Siegner’s brother did not want to publish his name for fear he could be investigated due to his living situation.

The 58-year-old’s troubles began about a year ago when he was living in an apartment in the Hillside/Quadra area.

Siegner’s brother is on disability and receives $1,150 a month.

When his roommate had to move out due to medical problems, Siegner’s brother was unable to pay the rent by himself and was forced to move out.

For the last four months, he’s been paying rent and sleeping in a friend’s dining room near Hillside Mall.

But trying to find a one-bedroom or bachelor suite for around $850 on a bus route has been a challenge.

Siegner has called numerous places for rent on her brother’s behalf that he’s found on sites such as Craigslist and Kijiji, and never receives call backs.

She’s inquired about renting hotel or motel rooms, but said they charge anywhere from $1,700 to $1,900 a month – hundreds of dollars above what her brother can afford to pay.

If Siegner’s brother can’t find housing, he’s fearful he’ll be out on the streets one day.

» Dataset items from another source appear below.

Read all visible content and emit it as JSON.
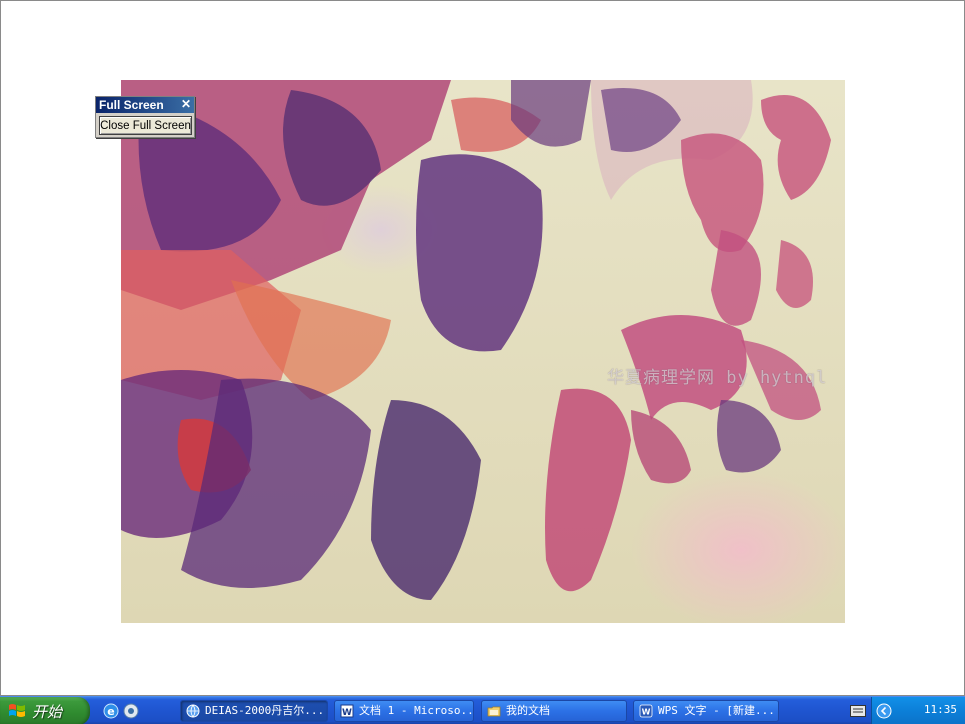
{
  "image": {
    "watermark": "华夏病理学网 by hytnql"
  },
  "fullscreen_toolbar": {
    "title": "Full Screen",
    "close_glyph": "✕",
    "close_button_label": "Close Full Screen"
  },
  "taskbar": {
    "start_label": "开始",
    "quick_launch": [
      {
        "icon": "internet-explorer-icon"
      },
      {
        "icon": "media-player-icon"
      }
    ],
    "tasks": [
      {
        "label": "DEIAS-2000丹吉尔...",
        "icon": "globe-app-icon",
        "active": true
      },
      {
        "label": "文档 1 - Microso...",
        "icon": "word-document-icon",
        "active": false
      },
      {
        "label": "我的文档",
        "icon": "folder-icon",
        "active": false
      },
      {
        "label": "WPS 文字 - [新建...",
        "icon": "wps-writer-icon",
        "active": false
      }
    ],
    "clock": "11:35",
    "colors": {
      "taskbar_blue": "#245edb",
      "start_green": "#3c9a3c",
      "tray_blue": "#0c7fd8"
    }
  }
}
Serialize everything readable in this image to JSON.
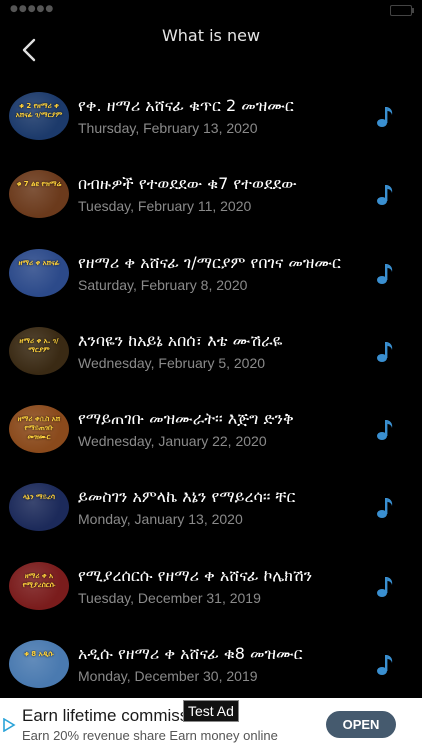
{
  "header": {
    "title": "What is new"
  },
  "items": [
    {
      "title": "የቀ. ዘማሪ አሸናፊ ቁጥር 2 መዝሙር",
      "date": "Thursday, February 13, 2020",
      "thumb_text": "ቁ 2 የዘማሪ ቀ አሸናፊ ገ/ማርያም",
      "thumb_bg": "#1c3a6b"
    },
    {
      "title": "በብዙዎች የተወደደው ቁ7 የተወደደው",
      "date": "Tuesday, February 11, 2020",
      "thumb_text": "ቁ 7 ልዩ የዝማሬ",
      "thumb_bg": "#6b3a1c"
    },
    {
      "title": "የዘማሪ ቀ አሸናፊ ገ/ማርያም የበገና መዝሙር",
      "date": "Saturday, February 8, 2020",
      "thumb_text": "ዘማሪ ቀ አሸናፊ",
      "thumb_bg": "#2c4a8a"
    },
    {
      "title": "እንባዬን ከአይኔ አበሰ፣ እቴ ሙሽራዬ",
      "date": "Wednesday, February 5, 2020",
      "thumb_text": "ዘማሪ ቀ አ. ገ/ማርያም",
      "thumb_bg": "#3a2a14"
    },
    {
      "title": "የማይጠገቡ መዝሙራት፡፡ እጅግ ድንቅ",
      "date": "Wednesday, January 22, 2020",
      "thumb_text": "ዘማሪ ቀሲስ አሸ የማይጠገቡ መዝሙር",
      "thumb_bg": "#8a4a1c"
    },
    {
      "title": "ይመስገን አምላኬ እኔን የማይረሳ፡፡ ቸር",
      "date": "Monday, January 13, 2020",
      "thumb_text": "ላኔን ማይረሳ",
      "thumb_bg": "#1c2a5a"
    },
    {
      "title": "የሚያረሰርሱ የዘማሪ ቀ አሸናፊ ኮሌክሽን",
      "date": "Tuesday, December 31, 2019",
      "thumb_text": "ዘማሪ ቀ አ የሚያረሰርሱ",
      "thumb_bg": "#7a1c1c"
    },
    {
      "title": "አዲሱ የዘማሪ ቀ አሸናፊ ቁ8 መዝሙር",
      "date": "Monday, December 30, 2019",
      "thumb_text": "ቁ 8 አዲሱ",
      "thumb_bg": "#4a7ab0"
    }
  ],
  "ad": {
    "headline": "Earn lifetime commiss",
    "badge": "Test Ad",
    "body": "Earn 20% revenue share Earn money online",
    "cta": "OPEN"
  },
  "colors": {
    "background": "#000000",
    "accent_icon": "#3a8fd0",
    "date_text": "#8a8a8a",
    "open_button": "#455a6e"
  },
  "icons": {
    "back": "chevron-left-icon",
    "item": "music-note-icon",
    "ad": "ad-choices-icon"
  }
}
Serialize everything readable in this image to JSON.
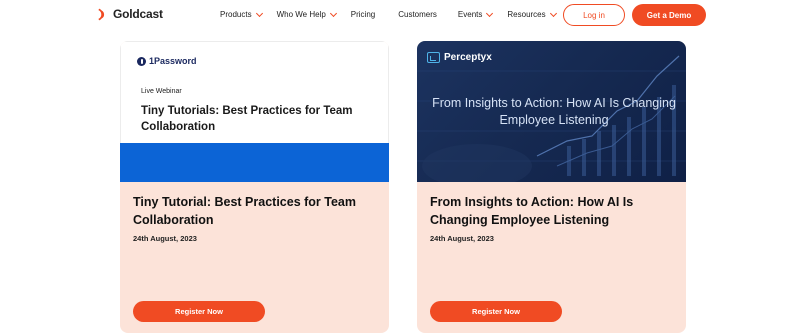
{
  "brand": {
    "name": "Goldcast",
    "accent": "#f04b23"
  },
  "nav": {
    "items": [
      {
        "label": "Products",
        "has_dropdown": true
      },
      {
        "label": "Who We Help",
        "has_dropdown": true
      },
      {
        "label": "Pricing",
        "has_dropdown": false
      },
      {
        "label": "Customers",
        "has_dropdown": false
      },
      {
        "label": "Events",
        "has_dropdown": true
      },
      {
        "label": "Resources",
        "has_dropdown": true
      }
    ],
    "login_label": "Log in",
    "demo_label": "Get a Demo"
  },
  "cards": [
    {
      "thumbnail": {
        "logo_text": "1Password",
        "kicker": "Live Webinar",
        "title": "Tiny Tutorials: Best Practices for Team Collaboration",
        "colors": {
          "top": "#ffffff",
          "band": "#0c64d6"
        }
      },
      "title": "Tiny Tutorial: Best Practices for Team Collaboration",
      "date": "24th August, 2023",
      "button_label": "Register Now"
    },
    {
      "thumbnail": {
        "logo_text": "Perceptyx",
        "title": "From Insights to Action: How AI Is Changing Employee Listening",
        "colors": {
          "background": "#162a52"
        }
      },
      "title": "From Insights to Action: How AI Is Changing Employee Listening",
      "date": "24th August, 2023",
      "button_label": "Register Now"
    }
  ]
}
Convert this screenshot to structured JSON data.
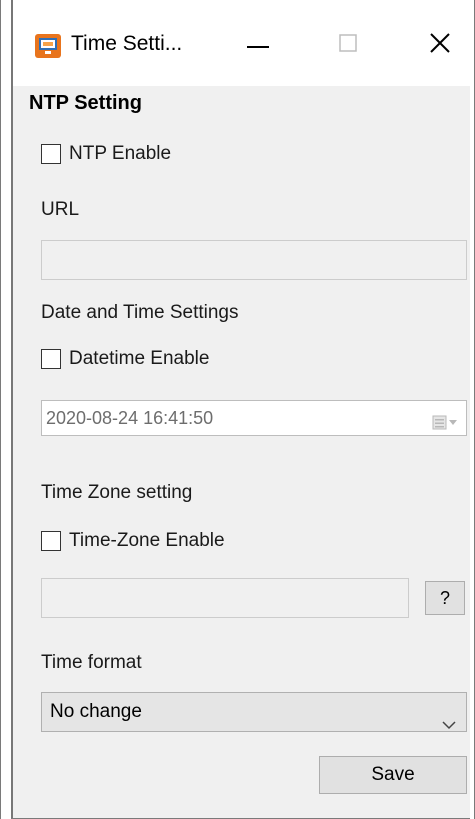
{
  "window": {
    "title": "Time Setti...",
    "minimize_icon": "minimize-icon",
    "maximize_icon": "maximize-icon",
    "close_icon": "close-icon"
  },
  "ntp": {
    "section_title": "NTP Setting",
    "enable_label": "NTP Enable",
    "enabled": false,
    "url_label": "URL",
    "url_value": ""
  },
  "datetime": {
    "section_title": "Date and Time Settings",
    "enable_label": "Datetime Enable",
    "enabled": false,
    "value": "2020-08-24 16:41:50",
    "picker_icon": "calendar-dropdown-icon"
  },
  "timezone": {
    "section_title": "Time Zone setting",
    "enable_label": "Time-Zone Enable",
    "enabled": false,
    "value": "",
    "help_label": "?"
  },
  "time_format": {
    "label": "Time format",
    "selected": "No change"
  },
  "actions": {
    "save_label": "Save"
  },
  "colors": {
    "window_bg": "#f0f0f0",
    "titlebar_bg": "#ffffff",
    "button_bg": "#e1e1e1",
    "app_icon_orange": "#e8741d",
    "app_icon_blue": "#2f6fb5"
  }
}
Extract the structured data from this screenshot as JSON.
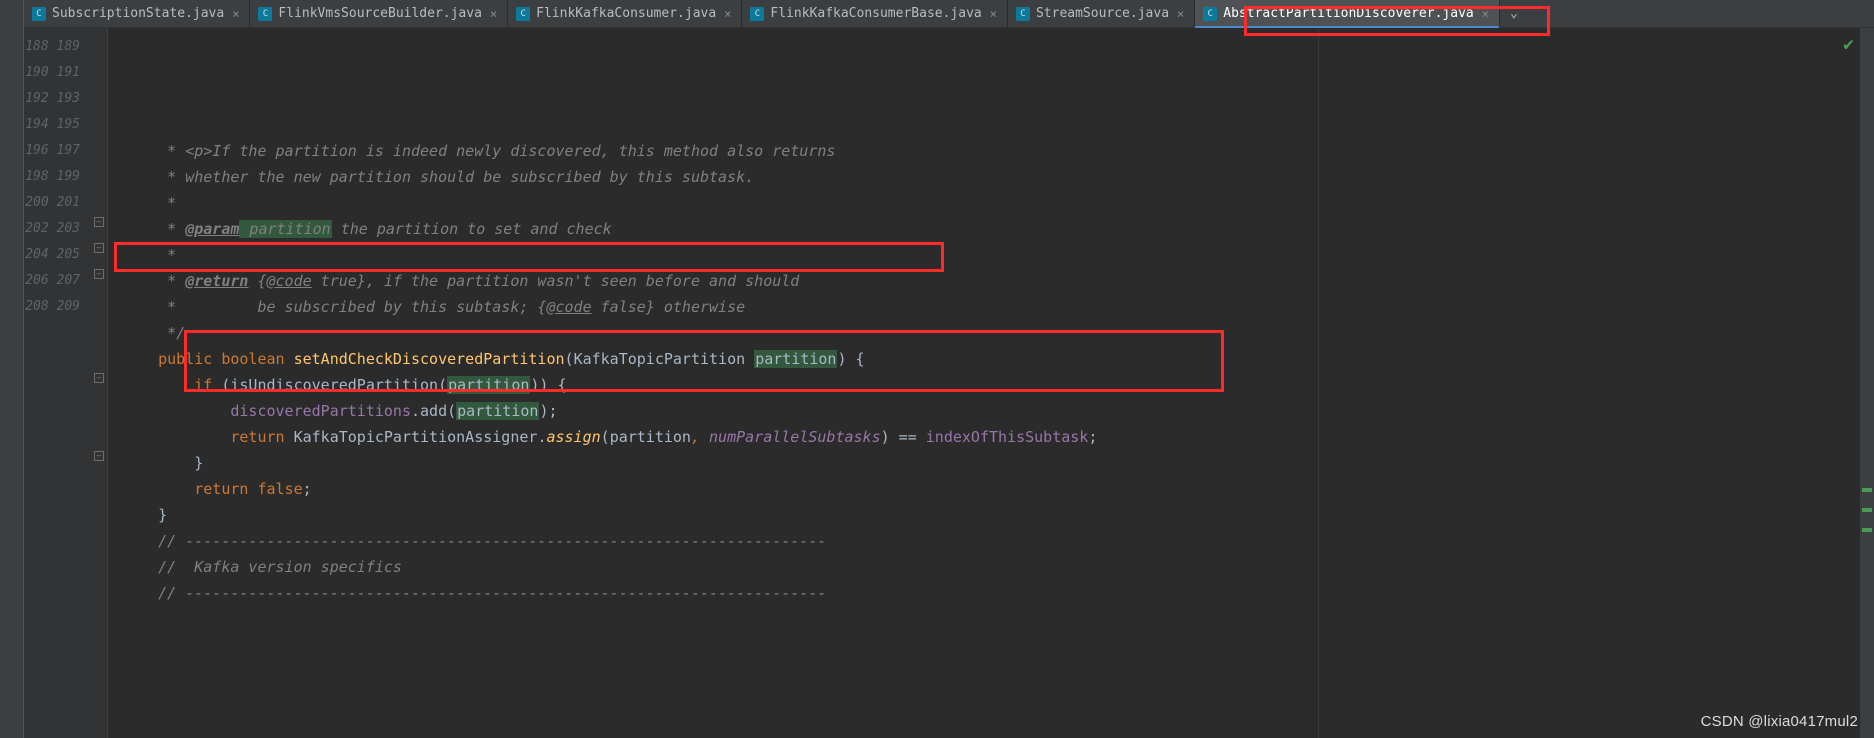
{
  "tabs": [
    {
      "label": "SubscriptionState.java"
    },
    {
      "label": "FlinkVmsSourceBuilder.java"
    },
    {
      "label": "FlinkKafkaConsumer.java"
    },
    {
      "label": "FlinkKafkaConsumerBase.java"
    },
    {
      "label": "StreamSource.java"
    },
    {
      "label": "AbstractPartitionDiscoverer.java"
    }
  ],
  "active_tab_index": 5,
  "line_start": 188,
  "line_end": 209,
  "current_line": 200,
  "code_tokens": {
    "l188": {
      "pre": "     * ",
      "tag": "<p>",
      "rest": "If the partition is indeed newly discovered, this method also returns"
    },
    "l189": "     * whether the new partition should be subscribed by this subtask.",
    "l190": "     *",
    "l191": {
      "pre": "     * ",
      "tag": "@param",
      "param": " partition",
      "rest": " the partition to set and check"
    },
    "l192": "     *",
    "l193": {
      "pre": "     * ",
      "tag": "@return",
      "rest1": " {",
      "code": "@code",
      "rest2": " true}, if the partition wasn't seen before and should"
    },
    "l194": {
      "pre": "     *         be subscribed by this subtask; {",
      "code": "@code",
      "rest": " false} otherwise"
    },
    "l195": "     */",
    "l196": {
      "kw1": "public",
      "kw2": "boolean",
      "method": "setAndCheckDiscoveredPartition",
      "type": "KafkaTopicPartition",
      "param": "partition"
    },
    "l197": {
      "kw": "if",
      "call": "isUndiscoveredPartition",
      "param": "partition"
    },
    "l198": {
      "field": "discoveredPartitions",
      "call": "add",
      "param": "partition"
    },
    "l200": {
      "kw": "return",
      "cls": "KafkaTopicPartitionAssigner",
      "call": "assign",
      "p1": "partition",
      "p2": "numParallelSubtasks",
      "rhs": "indexOfThisSubtask"
    },
    "l203": {
      "kw": "return",
      "val": "false"
    },
    "l206": "    // -----------------------------------------------------------------------",
    "l207": "    //  Kafka version specifics",
    "l208": "    // -----------------------------------------------------------------------"
  },
  "watermark": "CSDN @lixia0417mul2",
  "icons": {
    "java": "C",
    "close": "×",
    "more": "⌄",
    "ok": "✔"
  }
}
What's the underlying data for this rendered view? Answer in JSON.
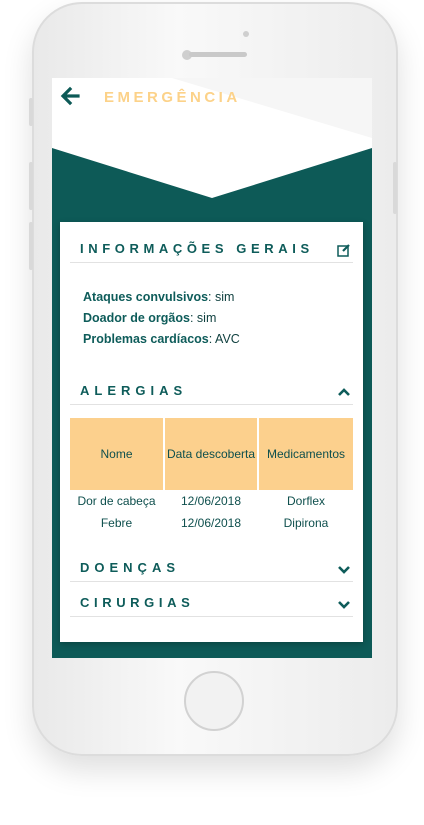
{
  "app": {
    "title": "EMERGÊNCIA"
  },
  "colors": {
    "primary": "#0e5c5a",
    "accent": "#fcd289",
    "table_header": "#fcd08d"
  },
  "general_info": {
    "title": "INFORMAÇÕES GERAIS",
    "items": [
      {
        "label": "Ataques convulsivos",
        "value": "sim"
      },
      {
        "label": "Doador de orgãos",
        "value": "sim"
      },
      {
        "label": "Problemas cardíacos",
        "value": "AVC"
      }
    ]
  },
  "allergies": {
    "title": "ALERGIAS",
    "columns": [
      "Nome",
      "Data descoberta",
      "Medicamentos"
    ],
    "rows": [
      [
        "Dor de cabeça",
        "12/06/2018",
        "Dorflex"
      ],
      [
        "Febre",
        "12/06/2018",
        "Dipirona"
      ]
    ]
  },
  "diseases": {
    "title": "DOENÇAS"
  },
  "surgeries": {
    "title": "CIRURGIAS"
  },
  "icons": {
    "back": "arrow-left-icon",
    "edit": "edit-icon",
    "collapse": "chevron-up-icon",
    "expand": "chevron-down-icon"
  }
}
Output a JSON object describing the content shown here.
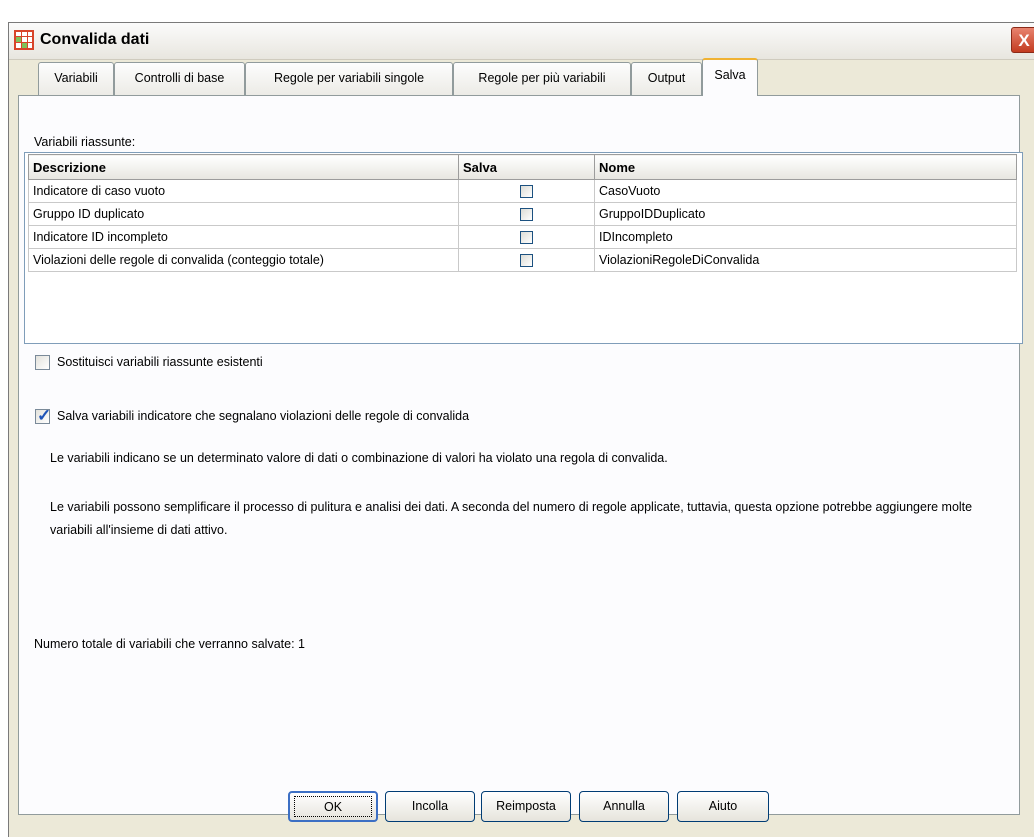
{
  "window": {
    "title": "Convalida dati",
    "close_label": "X"
  },
  "tabs": [
    {
      "label": "Variabili"
    },
    {
      "label": "Controlli di base"
    },
    {
      "label": "Regole per variabili singole"
    },
    {
      "label": "Regole per più variabili"
    },
    {
      "label": "Output"
    },
    {
      "label": "Salva",
      "active": true
    }
  ],
  "summary": {
    "label": "Variabili riassunte:",
    "columns": [
      "Descrizione",
      "Salva",
      "Nome"
    ],
    "rows": [
      {
        "descrizione": "Indicatore di caso vuoto",
        "salva": false,
        "nome": "CasoVuoto"
      },
      {
        "descrizione": "Gruppo ID duplicato",
        "salva": false,
        "nome": "GruppoIDDuplicato"
      },
      {
        "descrizione": "Indicatore ID incompleto",
        "salva": false,
        "nome": "IDIncompleto"
      },
      {
        "descrizione": "Violazioni delle regole di convalida (conteggio totale)",
        "salva": false,
        "nome": "ViolazioniRegoleDiConvalida"
      }
    ]
  },
  "options": {
    "replace_label": "Sostituisci variabili riassunte esistenti",
    "replace_checked": false,
    "save_indicator_label": "Salva variabili indicatore che segnalano violazioni delle regole di convalida",
    "save_indicator_checked": true,
    "info1": "Le variabili indicano se un determinato valore di dati o combinazione di valori ha violato una regola di convalida.",
    "info2": "Le variabili possono semplificare il processo di pulitura e analisi dei dati. A seconda del numero di regole applicate, tuttavia, questa opzione potrebbe aggiungere molte variabili all'insieme di dati attivo.",
    "total": "Numero totale di variabili che verranno salvate:  1"
  },
  "buttons": {
    "ok": "OK",
    "paste": "Incolla",
    "reset": "Reimposta",
    "cancel": "Annulla",
    "help": "Aiuto"
  }
}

“I’m depressed and frustrated,” he said.

Siegner said they’re simply asking for an opportunity.

“He doesn’t even have the opportunity for a meeting. He really needs to find a place to live. It’s wreaking havoc on his mental state. It’s very depressing for him,” she said.

“We’re just asking for a chance. See us, meet us, let us have a look at the place, take our backgrounds … We just pray there’s somebody out there that will help.”

Dawn and her brother are not alone in their search for a place to rent. With the vacancy rate hoovering at 0.5 per cent in Greater Victoria, Jim Franklin said many on income assistance are struggling to find places to rent at affordable prices.

“A lot of people can’t find anything and can’t afford it,” said Franklin, head advocate with the Action Committee of People with Disabilities.